住み心地という点では、安全性も高く、防音性により生活音が聞こえにくいため、住み心地はいいと言えます。
特に小さな子供がいる家庭にはおすすめです。

SRC造とは、鉄骨鉄筋コンクリートで作られた建築物で、RC造と構造自体は非常によく似ています。
違いは鉄骨を支柱にしている事です。そのためRC造よりも軽く、高層マンションの建築物にも使用出来ます。

防火性は高く、防音性と耐震性はRC造よりは若干劣りますが、まあまあ高いと言えます。
実は、建築コストに関しては、SRC造が最もかかってしまい、そのコストが家賃に反映されるため、SRC造は、1番家賃相場が高い傾向にあります。

S造は、鉄骨で作られた建築物です。
コンクリートは使用しないため、軽量化する事が出来、超高層マンションにも使用可能です。
防火性や耐震性はありますが、防音性はないので、生活音などが気になる人には不向きだと言えます。ただ耐震性はありますが、揺れを最も感じやすいのはS造なので、超高層に住んでいると地震があった時に怖い思いをするかもしれません。

木造は、言葉通り木造で作られた建築物です。
一戸建てや3階までの低層マンションやアパートは、木造建築の物件が多くなっています。
木材が豊富な日本では、木造建築の歴史は古くスタンダードな建物構造なので、コストも抑える事が出来ます。そのため家賃相場が最も安くなるのは、木造です。

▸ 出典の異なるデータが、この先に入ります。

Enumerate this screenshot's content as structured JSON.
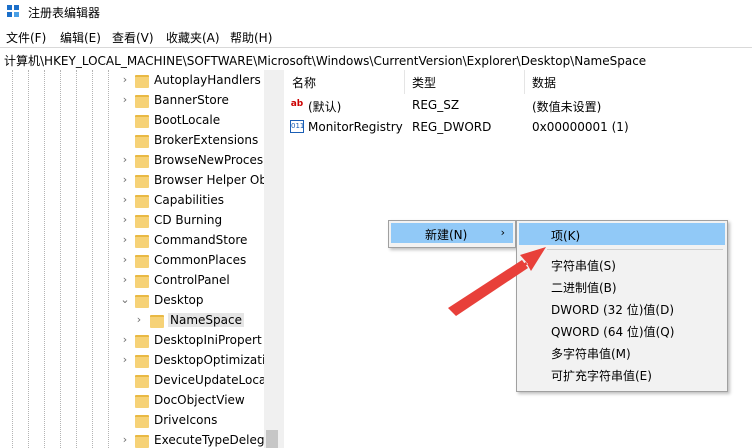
{
  "window": {
    "title": "注册表编辑器"
  },
  "menu": [
    "文件(F)",
    "编辑(E)",
    "查看(V)",
    "收藏夹(A)",
    "帮助(H)"
  ],
  "address": "计算机\\HKEY_LOCAL_MACHINE\\SOFTWARE\\Microsoft\\Windows\\CurrentVersion\\Explorer\\Desktop\\NameSpace",
  "tree": {
    "items": [
      "AutoplayHandlers",
      "BannerStore",
      "BootLocale",
      "BrokerExtensions",
      "BrowseNewProces",
      "Browser Helper Ob",
      "Capabilities",
      "CD Burning",
      "CommandStore",
      "CommonPlaces",
      "ControlPanel",
      "Desktop",
      "NameSpace",
      "DesktopIniPropert",
      "DesktopOptimizati",
      "DeviceUpdateLoca",
      "DocObjectView",
      "DriveIcons",
      "ExecuteTypeDelega"
    ]
  },
  "list": {
    "columns": [
      "名称",
      "类型",
      "数据"
    ],
    "rows": [
      {
        "name": "(默认)",
        "type": "REG_SZ",
        "data": "(数值未设置)",
        "icon": "string-value-icon"
      },
      {
        "name": "MonitorRegistry",
        "type": "REG_DWORD",
        "data": "0x00000001 (1)",
        "icon": "binary-value-icon"
      }
    ]
  },
  "context_menu": {
    "new_label": "新建(N)",
    "submenu": [
      "项(K)",
      "字符串值(S)",
      "二进制值(B)",
      "DWORD (32 位)值(D)",
      "QWORD (64 位)值(Q)",
      "多字符串值(M)",
      "可扩充字符串值(E)"
    ]
  },
  "colors": {
    "highlight": "#91c9f7",
    "arrow": "#e8403a",
    "folder": "#f6d277"
  }
}
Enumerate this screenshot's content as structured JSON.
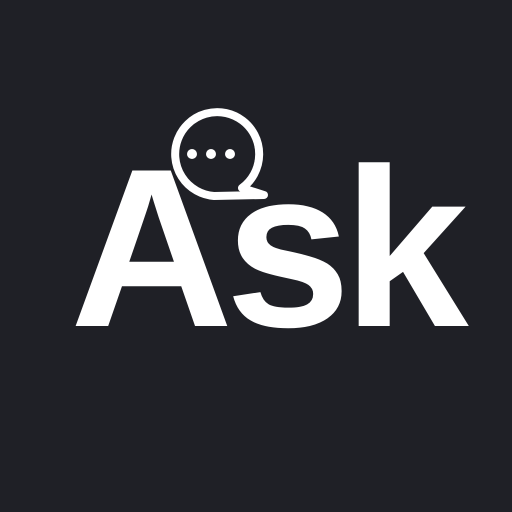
{
  "logo": {
    "wordmark": "Ask",
    "icon": "chat-bubble-ellipsis-icon",
    "colors": {
      "background": "#1f2026",
      "foreground": "#ffffff"
    }
  }
}
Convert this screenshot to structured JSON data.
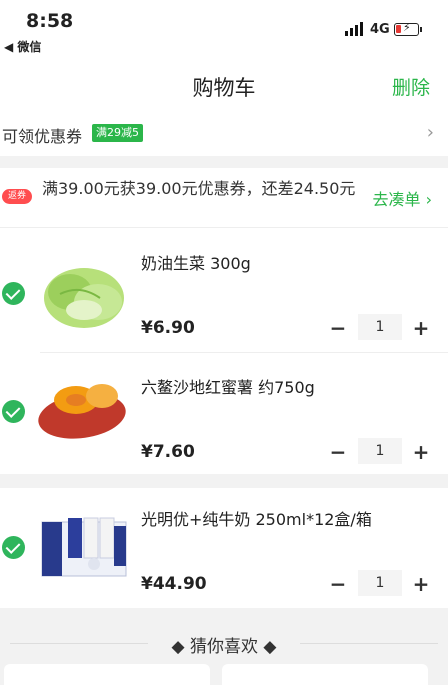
{
  "status": {
    "time": "8:58",
    "back_app": "◀ 微信",
    "network": "4G"
  },
  "nav": {
    "title": "购物车",
    "action": "删除"
  },
  "coupon": {
    "label": "可领优惠券",
    "tag": "满29减5",
    "arrow": "›"
  },
  "promo": {
    "badge": "返券",
    "text": "满39.00元获39.00元优惠券，还差24.50元",
    "link": "去凑单 ›"
  },
  "items": [
    {
      "name": "奶油生菜 300g",
      "price": "¥6.90",
      "qty": "1",
      "image_icon": "lettuce-image"
    },
    {
      "name": "六鳌沙地红蜜薯 约750g",
      "price": "¥7.60",
      "qty": "1",
      "image_icon": "sweet-potato-image"
    },
    {
      "name": "光明优+纯牛奶 250ml*12盒/箱",
      "price": "¥44.90",
      "qty": "1",
      "image_icon": "milk-box-image"
    }
  ],
  "qty_controls": {
    "minus": "−",
    "plus": "+"
  },
  "guess": {
    "title": "◆ 猜你喜欢 ◆"
  },
  "colors": {
    "accent": "#2bb64a",
    "check": "#2fb55c",
    "badge": "#ff4d4f"
  }
}
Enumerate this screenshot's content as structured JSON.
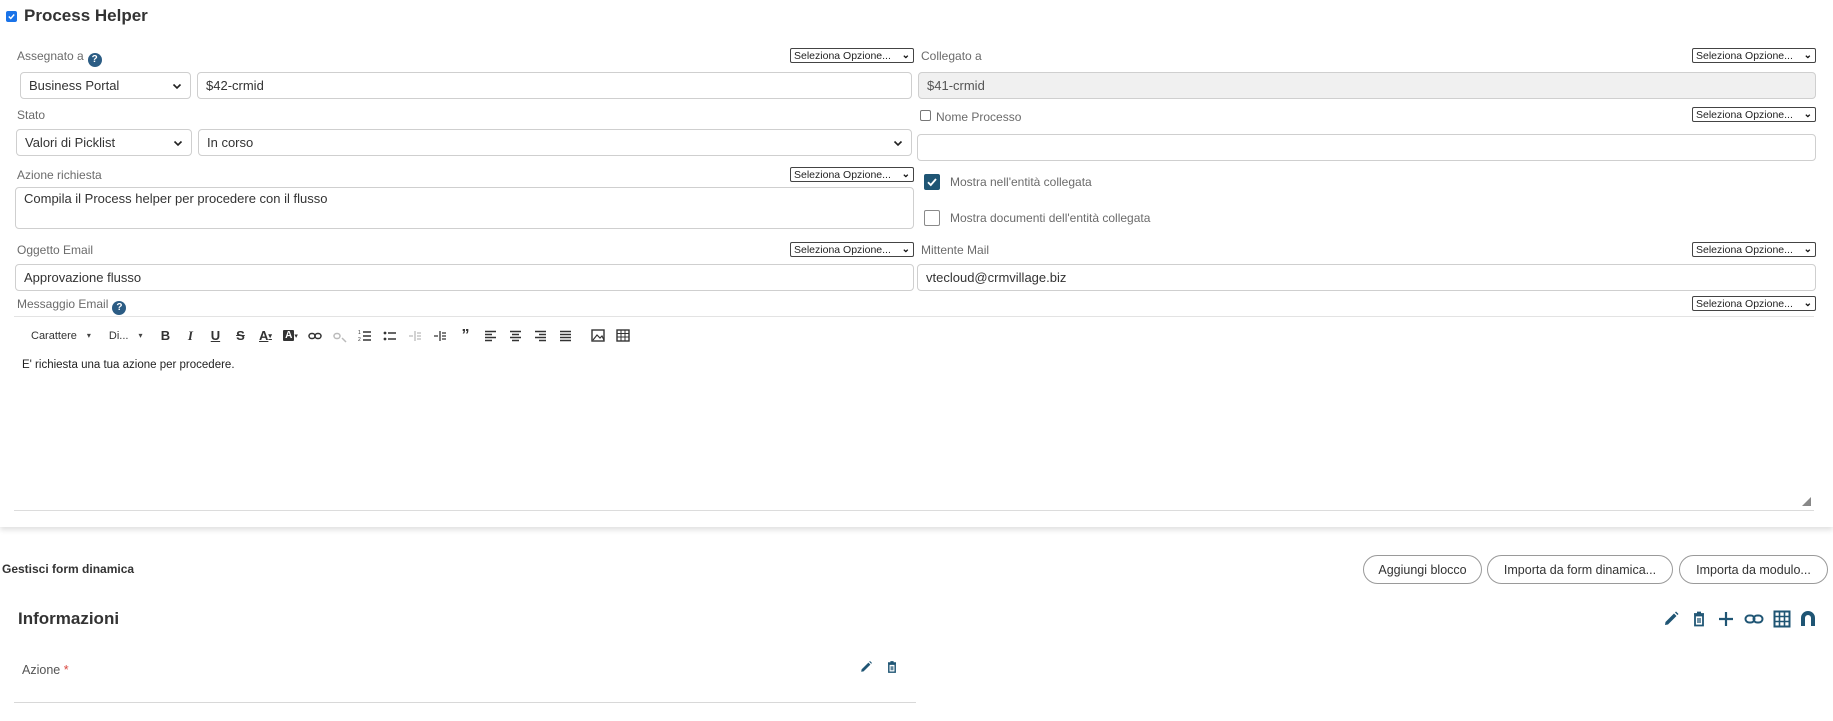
{
  "header": {
    "title": "Process Helper",
    "enabled": true
  },
  "option_label": "Seleziona Opzione...",
  "assigned": {
    "label": "Assegnato a",
    "type_value": "Business Portal",
    "value": "$42-crmid"
  },
  "linked": {
    "label": "Collegato a",
    "value": "$41-crmid"
  },
  "status": {
    "label": "Stato",
    "type_value": "Valori di Picklist",
    "value": "In corso"
  },
  "process_name": {
    "label": "Nome Processo",
    "value": ""
  },
  "required_action": {
    "label": "Azione richiesta",
    "value": "Compila il Process helper per procedere con il flusso"
  },
  "checks": {
    "show_in_linked": {
      "label": "Mostra nell'entità collegata",
      "checked": true
    },
    "show_docs": {
      "label": "Mostra documenti dell'entità collegata",
      "checked": false
    }
  },
  "email_subject": {
    "label": "Oggetto Email",
    "value": "Approvazione flusso"
  },
  "mail_sender": {
    "label": "Mittente Mail",
    "value": "vtecloud@crmvillage.biz"
  },
  "email_message": {
    "label": "Messaggio Email",
    "font_label": "Carattere",
    "size_label": "Di...",
    "body": "E' richiesta una tua azione per procedere."
  },
  "dynamic_form": {
    "title": "Gestisci form dinamica",
    "buttons": {
      "add_block": "Aggiungi blocco",
      "import_form": "Importa da form dinamica...",
      "import_module": "Importa da modulo..."
    },
    "block": {
      "title": "Informazioni",
      "field_label": "Azione",
      "required_mark": "*"
    }
  },
  "colors": {
    "accent": "#1f5574",
    "help": "#2b5c84",
    "required": "#d9463e"
  }
}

ただし、防音性、防火性、耐震性については、他の種類の建築物と比較すると劣ります。
ですが、木造は通気性が高いというメリットはありますが、冷暖房に関して言えば、温まりやすく冷めやすいという特徴があります。
そのためライフスタイルによって、どの構造の建築物が住みやすいのかは、人それぞれ変わってきます。

一人暮らしで、仕事が忙しく家に帰って寝るだけで、家にいる時間が短いという人であれば、木造やS造で十分と感じるかもしれません。
ですが勤務がシフト制で夜勤があり、夜は働き、昼に寝るというライフスタイルの人もいますよね。
この場合は、防音がしっかりしている方が、眠りを妨げないと言えます。

また専業主婦や小さな子供がいる家庭で、家にいる時間が長いという場合は、多少家賃が高くなっても、冷暖房の効率がいいRC造、SRC造の方が電気代を抑えられるので、トータルコストではお得になるかもしれません。

物件選びの時に物件の構造まではチェックしない、せいぜい木造と鉄筋の違いは分かるという人が多いかもしれません。
ですが構造の種類やそれぞれの構造の特徴を知り、自分のライフスタイルを考慮して選ぶ事で、住みやすさがかなり良くなる可能性が高いと言えます。家とはプライベートな時間を最も長く過ごす場所でもあります。
だからこそ、住み心地を重視して物件を選ぶ事が必要だと言えるでしょう。